Sonnet 169

I mourn—pen in my hand, you in my heart,
Tears in my eyes; why did you have to go
Without so much a word you wished to start
A new life on your own—forge on alone
Into that great, wide, empty world sans me?
Not even a goodbye, nor yet a sigh,
Nor better still, a why you so chose to flee—
No sign to one who only wished you nigh,
Forever—life is cruel to those who care,
Who give their hearts to barren loves like ours;
Who grieves for those love  passed—souls laid bare
In pain beyond compare, who while the hours?
A distant church bell tolls—for me, or you,
Or someone whom providence has smiled on too.

© Loubert S Suddaby. All Rights Reserved.

Sonnet 168

Selena slipped through my window last night,
Her silver essence claddening my bed,
Embracing me in tender beams of white—
Pearlescent fingers stroked my pillowed head.
I lay there moveless, daring not to speak—
How oft I prayed that such a night would come;
In endless reveries such grace to seek,
And now to have her in my arms—alone.
What joyous rapture her sweet smile did bring,
What exaltation in her vaporous form;
Erotic bliss beyond all mortal sin,
Impassioned, pyroclastic joy reborn.
To love a minute, or to love all time—
What matters this for such a love sublime?

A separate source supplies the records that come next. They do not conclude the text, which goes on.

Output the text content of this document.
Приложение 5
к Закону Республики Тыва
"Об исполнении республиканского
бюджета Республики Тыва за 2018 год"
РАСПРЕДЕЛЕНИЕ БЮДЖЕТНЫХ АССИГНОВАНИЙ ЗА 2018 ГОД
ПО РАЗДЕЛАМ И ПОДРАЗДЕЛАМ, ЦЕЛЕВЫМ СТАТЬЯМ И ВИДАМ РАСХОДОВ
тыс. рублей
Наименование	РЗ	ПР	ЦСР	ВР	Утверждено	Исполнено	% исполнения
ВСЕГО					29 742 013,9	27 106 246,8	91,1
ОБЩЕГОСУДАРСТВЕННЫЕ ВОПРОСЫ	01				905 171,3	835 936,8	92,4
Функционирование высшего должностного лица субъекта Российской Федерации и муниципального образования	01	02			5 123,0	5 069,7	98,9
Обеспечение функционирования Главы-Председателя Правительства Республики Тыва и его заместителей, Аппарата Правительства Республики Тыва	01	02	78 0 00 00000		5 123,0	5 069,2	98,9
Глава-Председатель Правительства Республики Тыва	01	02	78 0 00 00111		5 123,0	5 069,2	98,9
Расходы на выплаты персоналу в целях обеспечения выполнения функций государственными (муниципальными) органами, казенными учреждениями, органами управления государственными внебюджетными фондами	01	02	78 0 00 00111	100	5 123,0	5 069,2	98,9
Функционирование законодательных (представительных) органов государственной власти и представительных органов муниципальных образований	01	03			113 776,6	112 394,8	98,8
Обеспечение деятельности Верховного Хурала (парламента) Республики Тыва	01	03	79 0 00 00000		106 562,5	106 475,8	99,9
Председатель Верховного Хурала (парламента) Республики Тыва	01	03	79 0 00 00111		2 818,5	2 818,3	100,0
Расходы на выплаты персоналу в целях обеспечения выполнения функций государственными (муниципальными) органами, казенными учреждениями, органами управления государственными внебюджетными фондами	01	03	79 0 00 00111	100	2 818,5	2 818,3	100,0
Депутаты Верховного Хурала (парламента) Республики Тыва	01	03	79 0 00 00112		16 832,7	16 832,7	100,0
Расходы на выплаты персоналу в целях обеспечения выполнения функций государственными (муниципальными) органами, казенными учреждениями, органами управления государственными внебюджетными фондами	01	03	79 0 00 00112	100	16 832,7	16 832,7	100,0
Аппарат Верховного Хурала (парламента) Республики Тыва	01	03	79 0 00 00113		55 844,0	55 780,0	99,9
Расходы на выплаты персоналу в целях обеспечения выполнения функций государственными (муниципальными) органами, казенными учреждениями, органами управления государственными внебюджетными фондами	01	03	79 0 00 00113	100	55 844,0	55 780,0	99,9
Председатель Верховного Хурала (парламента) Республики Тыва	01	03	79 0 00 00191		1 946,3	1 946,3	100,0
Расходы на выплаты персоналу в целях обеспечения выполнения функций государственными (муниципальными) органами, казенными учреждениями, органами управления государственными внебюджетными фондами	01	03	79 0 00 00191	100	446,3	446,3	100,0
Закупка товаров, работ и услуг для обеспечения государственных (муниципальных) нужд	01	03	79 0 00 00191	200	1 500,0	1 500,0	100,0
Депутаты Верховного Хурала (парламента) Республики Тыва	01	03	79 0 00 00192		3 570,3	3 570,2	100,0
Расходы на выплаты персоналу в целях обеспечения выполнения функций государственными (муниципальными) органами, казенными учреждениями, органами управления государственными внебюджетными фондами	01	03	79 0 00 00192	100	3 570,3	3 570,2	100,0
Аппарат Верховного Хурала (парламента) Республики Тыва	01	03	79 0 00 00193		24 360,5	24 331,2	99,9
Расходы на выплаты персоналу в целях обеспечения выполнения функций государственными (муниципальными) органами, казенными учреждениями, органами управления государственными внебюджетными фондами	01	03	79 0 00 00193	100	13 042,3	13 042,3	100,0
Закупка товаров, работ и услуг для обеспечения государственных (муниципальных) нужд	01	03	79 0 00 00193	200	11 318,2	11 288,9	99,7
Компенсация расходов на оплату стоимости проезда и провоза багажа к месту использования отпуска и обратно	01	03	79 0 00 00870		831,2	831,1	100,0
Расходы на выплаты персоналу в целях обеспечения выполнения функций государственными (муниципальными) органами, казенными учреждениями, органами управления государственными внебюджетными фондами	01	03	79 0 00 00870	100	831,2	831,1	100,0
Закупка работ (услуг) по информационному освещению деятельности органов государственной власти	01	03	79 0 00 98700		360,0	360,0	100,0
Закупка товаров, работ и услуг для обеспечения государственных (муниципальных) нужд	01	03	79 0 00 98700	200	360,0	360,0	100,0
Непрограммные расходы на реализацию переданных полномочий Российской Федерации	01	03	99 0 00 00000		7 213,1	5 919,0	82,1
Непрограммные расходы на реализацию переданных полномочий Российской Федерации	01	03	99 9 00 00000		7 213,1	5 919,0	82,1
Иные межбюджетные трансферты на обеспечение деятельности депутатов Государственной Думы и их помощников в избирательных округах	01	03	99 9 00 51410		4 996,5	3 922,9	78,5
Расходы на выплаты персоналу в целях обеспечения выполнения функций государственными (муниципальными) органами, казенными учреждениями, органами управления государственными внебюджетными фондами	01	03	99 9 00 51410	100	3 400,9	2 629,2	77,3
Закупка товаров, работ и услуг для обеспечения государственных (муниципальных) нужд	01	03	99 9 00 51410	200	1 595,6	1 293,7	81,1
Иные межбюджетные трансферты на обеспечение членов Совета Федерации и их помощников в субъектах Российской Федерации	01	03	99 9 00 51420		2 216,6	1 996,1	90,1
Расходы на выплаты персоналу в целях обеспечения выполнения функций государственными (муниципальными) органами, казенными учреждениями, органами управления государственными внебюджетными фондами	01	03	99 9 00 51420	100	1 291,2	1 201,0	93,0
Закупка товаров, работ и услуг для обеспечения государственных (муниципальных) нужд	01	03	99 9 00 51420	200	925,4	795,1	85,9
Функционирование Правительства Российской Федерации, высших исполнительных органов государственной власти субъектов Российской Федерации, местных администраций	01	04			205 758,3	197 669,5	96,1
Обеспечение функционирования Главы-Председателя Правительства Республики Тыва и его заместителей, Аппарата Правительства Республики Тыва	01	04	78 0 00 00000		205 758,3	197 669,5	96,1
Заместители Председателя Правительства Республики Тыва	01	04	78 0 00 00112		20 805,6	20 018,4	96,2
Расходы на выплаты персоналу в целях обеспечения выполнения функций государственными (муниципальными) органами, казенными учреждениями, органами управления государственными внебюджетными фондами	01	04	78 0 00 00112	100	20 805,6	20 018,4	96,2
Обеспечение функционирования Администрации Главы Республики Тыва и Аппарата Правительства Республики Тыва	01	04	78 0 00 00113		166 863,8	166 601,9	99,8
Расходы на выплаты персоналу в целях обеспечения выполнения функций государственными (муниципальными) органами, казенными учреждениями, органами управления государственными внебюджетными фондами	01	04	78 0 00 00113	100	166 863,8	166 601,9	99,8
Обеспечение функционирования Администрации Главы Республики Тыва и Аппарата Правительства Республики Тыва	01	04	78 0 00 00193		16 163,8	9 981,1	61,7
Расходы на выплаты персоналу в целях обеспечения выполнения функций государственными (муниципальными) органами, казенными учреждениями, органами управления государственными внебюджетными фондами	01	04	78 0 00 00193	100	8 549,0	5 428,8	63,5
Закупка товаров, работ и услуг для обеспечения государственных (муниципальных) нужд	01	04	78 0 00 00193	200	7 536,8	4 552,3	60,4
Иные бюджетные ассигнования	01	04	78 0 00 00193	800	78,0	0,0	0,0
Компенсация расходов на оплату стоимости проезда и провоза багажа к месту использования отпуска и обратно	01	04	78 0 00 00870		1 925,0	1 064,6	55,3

© Loubert S Suddaby. All Rights Reserved.

Sonnet 167

For I have loved—yes loved!—oh, loved in vain;
Few men can quench the thirst of heart’s desire;
And love once lost does memory ever stain,
To sear the soul much like a funeral pyre.
Lived I a king in love’s sublimity;
One summer short was my god-granted sway,
Yes you—my queen—sworn ever there to be
In sovereign love, forever and a day.
Then came my foe, black Fate—foul scourge of kings,
That dreaded doomster of the hopes of men,
Great spoiler to the reach of mortal dreams
To humble quite the pith of favored plans.
One day a king, the next a pauper bare…
What majesty to have you once so near.

© Loubert S Suddaby. All Rights Reserved.

Sonnet 166

The universe exploded into light,
And in an instant, my love for you formed;
Dark energy propelled it through the night
‘Midst matter black and cosmic clumps there torn.
A stellar nursery formed our first star,
By gravity’s embrace—a bond too strong;
Then burst apart—a supernova war—
And in a pico-second, love was gone.
Yet unseen forces drew us back again,
A nebula of ancient astral dust,
Erasing there that void where loss had been,
Compressing then a plasmic core of trust;
And love so fused, once more our star did shine—
A symbol bright, born at the edge of time.